Barnett: Holmes was wrong about this, as he was wrong about almost everything. The Constitution we have is a Lockean Constitution. It’s informed by Lockean principles. As a result, it’s quite consistent with freedom of contract, and property rights, and those sorts of things. If it were true that it was consistent with all political theories, you wouldn’t have to have a living version of it that leaves out whole parts. Why did they cut out the Privileges or Immunities Clause? Why did they cut out the Ninth Amendment? Why were all these parts gone? Because they got in the way. If they didn’t get in the way, you could just use them. But you’ve got to get rid of them, because they’re in the way. You can’t have it both ways. You can’t say, “The Constitution we have is consistent with all legislative ends, all laws,” and then get rid of the [parts] that get in the way.
reason: So the Constitution is compatible with libertarian principles?

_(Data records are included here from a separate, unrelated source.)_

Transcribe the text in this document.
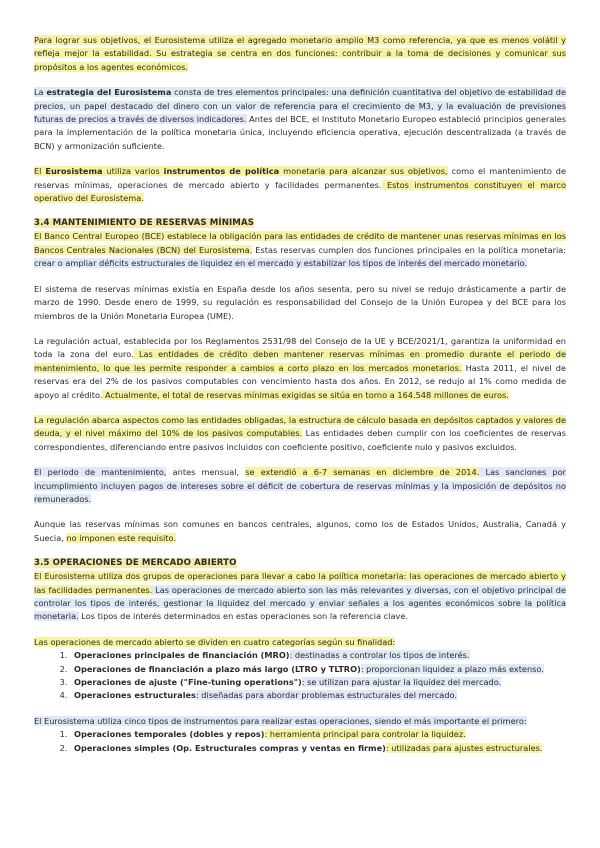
Para lograr sus objetivos, el Eurosistema utiliza el agregado monetario amplio M3 como referencia, ya que es menos volátil y refleja mejor la estabilidad. Su estrategia se centra en dos funciones: contribuir a la toma de decisiones y comunicar sus propósitos a los agentes económicos.

La estrategia del Eurosistema consta de tres elementos principales: una definición cuantitativa del objetivo de estabilidad de precios, un papel destacado del dinero con un valor de referencia para el crecimiento de M3, y la evaluación de previsiones futuras de precios a través de diversos indicadores. Antes del BCE, el Instituto Monetario Europeo estableció principios generales para la implementación de la política monetaria única, incluyendo eficiencia operativa, ejecución descentralizada (a través de BCN) y armonización suficiente.

El Eurosistema utiliza varios instrumentos de política monetaria para alcanzar sus objetivos, como el mantenimiento de reservas mínimas, operaciones de mercado abierto y facilidades permanentes. Estos instrumentos constituyen el marco operativo del Eurosistema.

3.4 MANTENIMIENTO DE RESERVAS MÍNIMAS

El Banco Central Europeo (BCE) establece la obligación para las entidades de crédito de mantener unas reservas mínimas en los Bancos Centrales Nacionales (BCN) del Eurosistema. Estas reservas cumplen dos funciones principales en la política monetaria: crear o ampliar déficits estructurales de liquidez en el mercado y estabilizar los tipos de interés del mercado monetario.

El sistema de reservas mínimas existía en España desde los años sesenta, pero su nivel se redujo drásticamente a partir de marzo de 1990. Desde enero de 1999, su regulación es responsabilidad del Consejo de la Unión Europea y del BCE para los miembros de la Unión Monetaria Europea (UME).

La regulación actual, establecida por los Reglamentos 2531/98 del Consejo de la UE y BCE/2021/1, garantiza la uniformidad en toda la zona del euro. Las entidades de crédito deben mantener reservas mínimas en promedio durante el periodo de mantenimiento, lo que les permite responder a cambios a corto plazo en los mercados monetarios. Hasta 2011, el nivel de reservas era del 2% de los pasivos computables con vencimiento hasta dos años. En 2012, se redujo al 1% como medida de apoyo al crédito. Actualmente, el total de reservas mínimas exigidas se sitúa en torno a 164.548 millones de euros.

La regulación abarca aspectos como las entidades obligadas, la estructura de cálculo basada en depósitos captados y valores de deuda, y el nivel máximo del 10% de los pasivos computables. Las entidades deben cumplir con los coeficientes de reservas correspondientes, diferenciando entre pasivos incluidos con coeficiente positivo, coeficiente nulo y pasivos excluidos.

El periodo de mantenimiento, antes mensual, se extendió a 6-7 semanas en diciembre de 2014. Las sanciones por incumplimiento incluyen pagos de intereses sobre el déficit de cobertura de reservas mínimas y la imposición de depósitos no remunerados.

Aunque las reservas mínimas son comunes en bancos centrales, algunos, como los de Estados Unidos, Australia, Canadá y Suecia, no imponen este requisito.

3.5 OPERACIONES DE MERCADO ABIERTO

El Eurosistema utiliza dos grupos de operaciones para llevar a cabo la política monetaria: las operaciones de mercado abierto y las facilidades permanentes. Las operaciones de mercado abierto son las más relevantes y diversas, con el objetivo principal de controlar los tipos de interés, gestionar la liquidez del mercado y enviar señales a los agentes económicos sobre la política monetaria. Los tipos de interés determinados en estas operaciones son la referencia clave.

Las operaciones de mercado abierto se dividen en cuatro categorías según su finalidad:

1. Operaciones principales de financiación (MRO): destinadas a controlar los tipos de interés.
2. Operaciones de financiación a plazo más largo (LTRO y TLTRO): proporcionan liquidez a plazo más extenso.
3. Operaciones de ajuste ("Fine-tuning operations"): se utilizan para ajustar la liquidez del mercado.
4. Operaciones estructurales: diseñadas para abordar problemas estructurales del mercado.

El Eurosistema utiliza cinco tipos de instrumentos para realizar estas operaciones, siendo el más importante el primero:

1. Operaciones temporales (dobles y repos): herramienta principal para controlar la liquidez.
2. Operaciones simples (Op. Estructurales compras y ventas en firme): utilizadas para ajustes estructurales.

Barnett: It is compatible with them, and it is actually what has kept us a freer society. Here’s a way of thinking about it: The Founders built a Constitution that was so well-engineered—and [they] built in so many redundant checks on power—that even if you get rid of this one, and this one, and this one, just the ones that are left are enough to keep us relatively free. It’s as though you’re on a four-engine jet. You’ve lost three engines. The last remaining engine is still keeping you aloft, because the jet was well designed. It was designed to fly on one engine, although that’s not optimal. And that’s where we are now. We’re flying on one engine. What’s left of the Constitution is still good enough to keep us aloft. But it would sure be a lot better if we could get the other engines fired up.